Treatment Groups for CAD

  • Patients with existing clinical atherosclerotic cardiovascular disease require medication immediately.

  • Individuals with an LDL level greater than 190 mg/dL also require treatment.

  • Diabetic patients aged 40 and older should be treated if they have high LDL levels or other risk factors.

  • Risk stratification is often calculated to determine medication necessity.

Prevention Strategies for CAD

  • Maintain a healthy weight with weight loss reducing risk.

  • Diet modifications: reduce sodium intake, low cholesterol and saturated fats, high fruits, veggies, and lean meats.

  • Limit alcohol consumption.

  • Collaborate with dietitians for patient education on dietary intervention.

Patient Management

  • Exercise: Involved in lifestyle modifications for reducing CAD risks.

  • Substance Use: Establish limits.

  • Drug Therapy: Medications are necessary for some patients based on risk factors.

Medications for Cholesterol Management

  • Statins:

    • Work by blocking HMG CoA reductase to reduce cholesterol synthesis in the liver.

    • Side effects include myopathy, which can lead to rhabdomyolysis (muscle breakdown).

  • Injectable medications: Newer alternatives improve LDL management but come with limitations like cost and ease of use.

  • Other Drugs:

    • Niacin (Vitamin B3) can cause flushing; less effective in reducing cholesterol.

    • Bile Acid Sequestrants bind cholesterol, but can cause digestive symptoms.

    • Zetia (cholesterol absorption inhibitor) reduces cholesterol absorption during digestion, should not be taken with bile acid sequestrants.

    • Fibric Acid Derivatives can contribute to gallstone formation.

Angina

  • Definition: Angina refers to cardiac-related chest pains, indicative of coronary artery issues.

  • Types of Angina:

    • Chronic Stable Angina: Predictable chest pain that occurs during exertion and resolves with rest.
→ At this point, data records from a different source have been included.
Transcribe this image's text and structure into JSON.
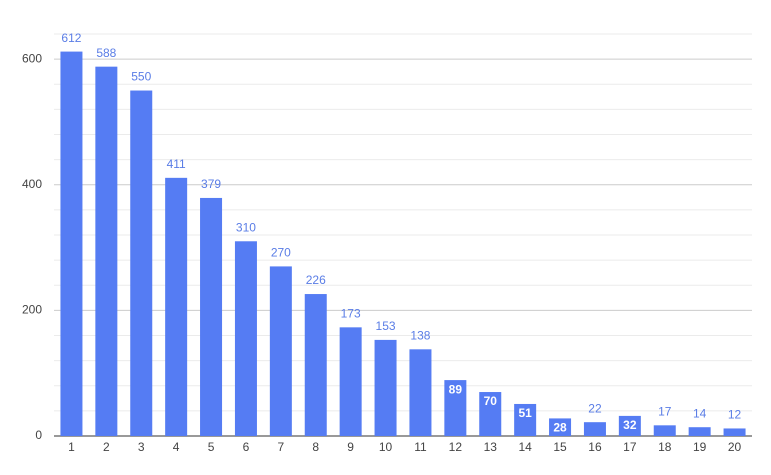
{
  "chart_data": {
    "type": "bar",
    "categories": [
      "1",
      "2",
      "3",
      "4",
      "5",
      "6",
      "7",
      "8",
      "9",
      "10",
      "11",
      "12",
      "13",
      "14",
      "15",
      "16",
      "17",
      "18",
      "19",
      "20"
    ],
    "values": [
      612,
      588,
      550,
      411,
      379,
      310,
      270,
      226,
      173,
      153,
      138,
      89,
      70,
      51,
      28,
      22,
      32,
      17,
      14,
      12
    ],
    "value_label_inside": [
      false,
      false,
      false,
      false,
      false,
      false,
      false,
      false,
      false,
      false,
      false,
      true,
      true,
      true,
      true,
      false,
      true,
      false,
      false,
      false
    ],
    "color": "#557cf3",
    "ylim": [
      0,
      640
    ],
    "yticks": [
      0,
      200,
      400,
      600
    ],
    "minor_yticks": [
      40,
      80,
      120,
      160,
      240,
      280,
      320,
      360,
      440,
      480,
      520,
      560,
      640
    ],
    "grid": true
  }
}
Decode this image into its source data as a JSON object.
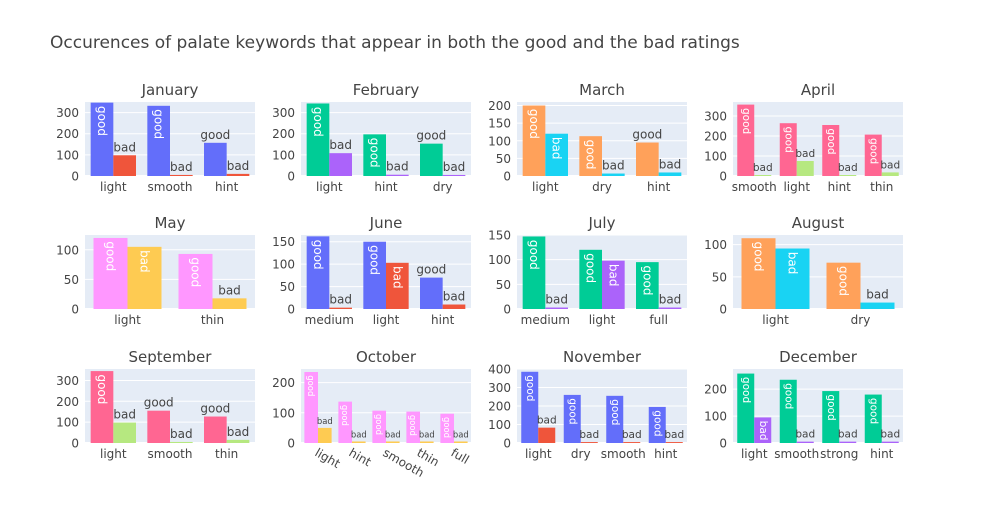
{
  "title": "Occurences of palate keywords that appear in both the good and the bad ratings",
  "chart_data": [
    {
      "type": "bar",
      "title": "January",
      "categories": [
        "light",
        "smooth",
        "hint"
      ],
      "series": [
        {
          "name": "good",
          "values": [
            347,
            332,
            157
          ]
        },
        {
          "name": "bad",
          "values": [
            98,
            5,
            10
          ]
        }
      ],
      "ylim": [
        0,
        350
      ],
      "yticks": [
        0,
        100,
        200,
        300
      ],
      "colors": [
        "#636efa",
        "#ef553b"
      ]
    },
    {
      "type": "bar",
      "title": "February",
      "categories": [
        "light",
        "hint",
        "dry"
      ],
      "series": [
        {
          "name": "good",
          "values": [
            343,
            197,
            153
          ]
        },
        {
          "name": "bad",
          "values": [
            108,
            6,
            5
          ]
        }
      ],
      "ylim": [
        0,
        350
      ],
      "yticks": [
        0,
        100,
        200,
        300
      ],
      "colors": [
        "#00cc96",
        "#ab63fa"
      ]
    },
    {
      "type": "bar",
      "title": "March",
      "categories": [
        "light",
        "dry",
        "hint"
      ],
      "series": [
        {
          "name": "good",
          "values": [
            200,
            113,
            95
          ]
        },
        {
          "name": "bad",
          "values": [
            120,
            7,
            10
          ]
        }
      ],
      "ylim": [
        0,
        210
      ],
      "yticks": [
        0,
        50,
        100,
        150,
        200
      ],
      "colors": [
        "#ffa15a",
        "#19d3f3"
      ]
    },
    {
      "type": "bar",
      "title": "April",
      "categories": [
        "smooth",
        "light",
        "hint",
        "thin"
      ],
      "series": [
        {
          "name": "good",
          "values": [
            357,
            264,
            255,
            207
          ]
        },
        {
          "name": "bad",
          "values": [
            5,
            75,
            5,
            18
          ]
        }
      ],
      "ylim": [
        0,
        370
      ],
      "yticks": [
        0,
        100,
        200,
        300
      ],
      "colors": [
        "#ff6692",
        "#b6e880"
      ]
    },
    {
      "type": "bar",
      "title": "May",
      "categories": [
        "light",
        "thin"
      ],
      "series": [
        {
          "name": "good",
          "values": [
            120,
            93
          ]
        },
        {
          "name": "bad",
          "values": [
            105,
            18
          ]
        }
      ],
      "ylim": [
        0,
        125
      ],
      "yticks": [
        0,
        50,
        100
      ],
      "colors": [
        "#ff97ff",
        "#fecb52"
      ]
    },
    {
      "type": "bar",
      "title": "June",
      "categories": [
        "medium",
        "light",
        "hint"
      ],
      "series": [
        {
          "name": "good",
          "values": [
            162,
            150,
            70
          ]
        },
        {
          "name": "bad",
          "values": [
            3,
            103,
            10
          ]
        }
      ],
      "ylim": [
        0,
        165
      ],
      "yticks": [
        0,
        50,
        100,
        150
      ],
      "colors": [
        "#636efa",
        "#ef553b"
      ]
    },
    {
      "type": "bar",
      "title": "July",
      "categories": [
        "medium",
        "light",
        "full"
      ],
      "series": [
        {
          "name": "good",
          "values": [
            147,
            120,
            95
          ]
        },
        {
          "name": "bad",
          "values": [
            3,
            98,
            3
          ]
        }
      ],
      "ylim": [
        0,
        150
      ],
      "yticks": [
        0,
        50,
        100,
        150
      ],
      "colors": [
        "#00cc96",
        "#ab63fa"
      ]
    },
    {
      "type": "bar",
      "title": "August",
      "categories": [
        "light",
        "dry"
      ],
      "series": [
        {
          "name": "good",
          "values": [
            110,
            72
          ]
        },
        {
          "name": "bad",
          "values": [
            94,
            10
          ]
        }
      ],
      "ylim": [
        0,
        115
      ],
      "yticks": [
        0,
        50,
        100
      ],
      "colors": [
        "#ffa15a",
        "#19d3f3"
      ]
    },
    {
      "type": "bar",
      "title": "September",
      "categories": [
        "light",
        "smooth",
        "thin"
      ],
      "series": [
        {
          "name": "good",
          "values": [
            345,
            155,
            127
          ]
        },
        {
          "name": "bad",
          "values": [
            98,
            5,
            15
          ]
        }
      ],
      "ylim": [
        0,
        355
      ],
      "yticks": [
        0,
        100,
        200,
        300
      ],
      "colors": [
        "#ff6692",
        "#b6e880"
      ]
    },
    {
      "type": "bar",
      "title": "October",
      "categories": [
        "light",
        "hint",
        "smooth",
        "thin",
        "full"
      ],
      "series": [
        {
          "name": "good",
          "values": [
            235,
            137,
            107,
            104,
            97
          ]
        },
        {
          "name": "bad",
          "values": [
            50,
            5,
            5,
            5,
            5
          ]
        }
      ],
      "ylim": [
        0,
        245
      ],
      "yticks": [
        0,
        100,
        200
      ],
      "colors": [
        "#ff97ff",
        "#fecb52"
      ],
      "rotate_ticks": true
    },
    {
      "type": "bar",
      "title": "November",
      "categories": [
        "light",
        "dry",
        "smooth",
        "hint"
      ],
      "series": [
        {
          "name": "good",
          "values": [
            385,
            260,
            255,
            195
          ]
        },
        {
          "name": "bad",
          "values": [
            83,
            5,
            5,
            5
          ]
        }
      ],
      "ylim": [
        0,
        400
      ],
      "yticks": [
        0,
        100,
        200,
        300,
        400
      ],
      "colors": [
        "#636efa",
        "#ef553b"
      ]
    },
    {
      "type": "bar",
      "title": "December",
      "categories": [
        "light",
        "smooth",
        "strong",
        "hint"
      ],
      "series": [
        {
          "name": "good",
          "values": [
            258,
            235,
            193,
            180
          ]
        },
        {
          "name": "bad",
          "values": [
            95,
            5,
            5,
            5
          ]
        }
      ],
      "ylim": [
        0,
        275
      ],
      "yticks": [
        0,
        100,
        200
      ],
      "colors": [
        "#00cc96",
        "#ab63fa"
      ]
    }
  ]
}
    • Silent Angina: Presents without classic symptoms, especially in diabetic patients, may show nonspecific symptoms.

    • Prinzmetal's Angina: Caused by coronary artery spasms resulting in temporary chest pain, potentially associated with conditions like migraines.

    • Microvascular Angina: Occurs without significant plaque in major arteries, commonly seen in postmenopausal women; may require advanced imaging to identify.

Diagnostic Methods for CAD

  • Stress Testing: Evaluates heart function under exertion; includes treadmill tests or pharmacological stress tests with imaging.

  • Echocardiograms: Assesses heart muscle function; looks for wall motion abnormalities and estimates ejection fraction.

  • Angiography: Invasive method involving catheterization to visualize coronary arteries using contrast; weighed against patient risks, such as allergies or renal function.

Risk Evaluation

  • Different tools and scoring systems estimate patient risk for atherosclerosis and guide treatment decisions.

Conclusion

  • Ongoing education is crucial, with the understanding that guidelines and recommendations evolve as research progresses in the field of cardiovascular health.